Hepatic caveolin‐1 is enhanced in Cyp27a1/ApoE double knockout mice

Sterol 27‐hydroxylase (CYP27A1) is involved in bile acid synthesis and cholesterol homoeostasis. Cyp27a1 ((−/−))/Apolipoprotein E ((−/−)) double knockout mice (DKO) fed a western diet failed to develop atherosclerosis. Caveolin‐1 (CAV‐1), the main component of caveolae, is associated with lipid homoeostasis and has regulatory roles in vascular diseases. We hypothesized that liver CAV‐1 would contribute to the athero‐protective mechanism in DKO mice. Cyp27a1 ((+/+))/ApoE ((−/−)) (ApoE KO), Cyp27a1 ((+/−))/ApoE ((−/−)) (het), and DKO mice were fed a western diet for 2 months. Atherosclerotic plaque and CAV‐1 protein were quantified in aortas. Hepatic Cav‐1 mRNA was assessed using qPCR, CAV‐1 protein by immunohistochemistry and western blotting. Total hepatic and plasma cholesterol was measured using chemiluminescence. Cholesterol efflux was performed in RAW264.7 cells, using mice plasma as acceptor.
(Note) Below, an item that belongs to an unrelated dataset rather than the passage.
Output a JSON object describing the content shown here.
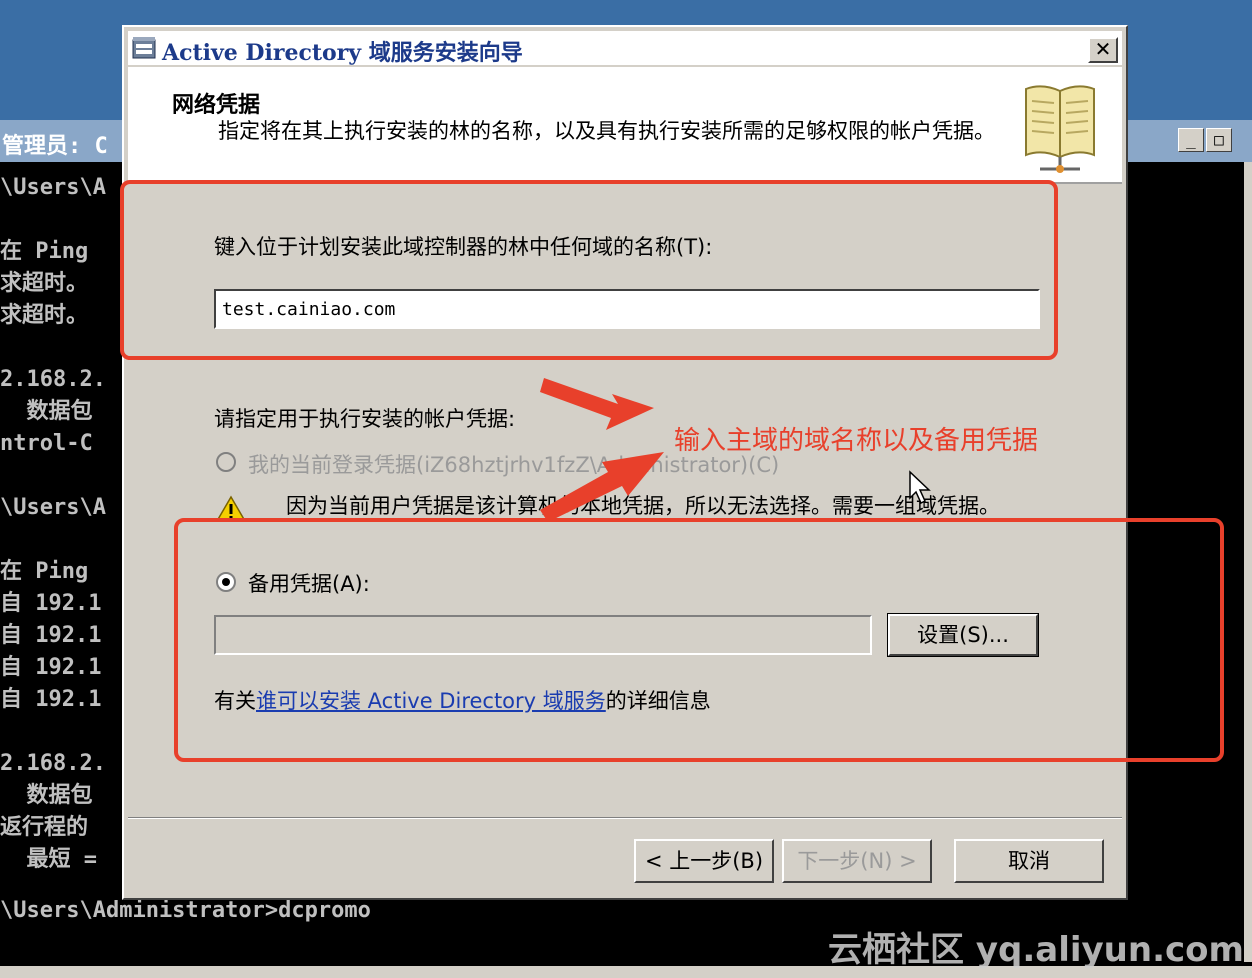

CAV‐1 protein expression in aortas was increased in endothelial cells of DKO mice and negatively correlated with plaque surface (P < 0.05). In the liver, both CAV‐1 protein and mRNA expression doubled in DKO, compared to ApoE KO and het mice (P < 0.001 for both) and was negatively correlated with total hepatic cholesterol (P < 0.05). Plasma from DKO, ApoE KO and het mice had the same efflux capacity. In the absence of CYP27A1, CAV‐1 overexpression might have an additional athero‐protective role by partly overcoming the defect in CYP27A1‐mediated cholesterol efflux.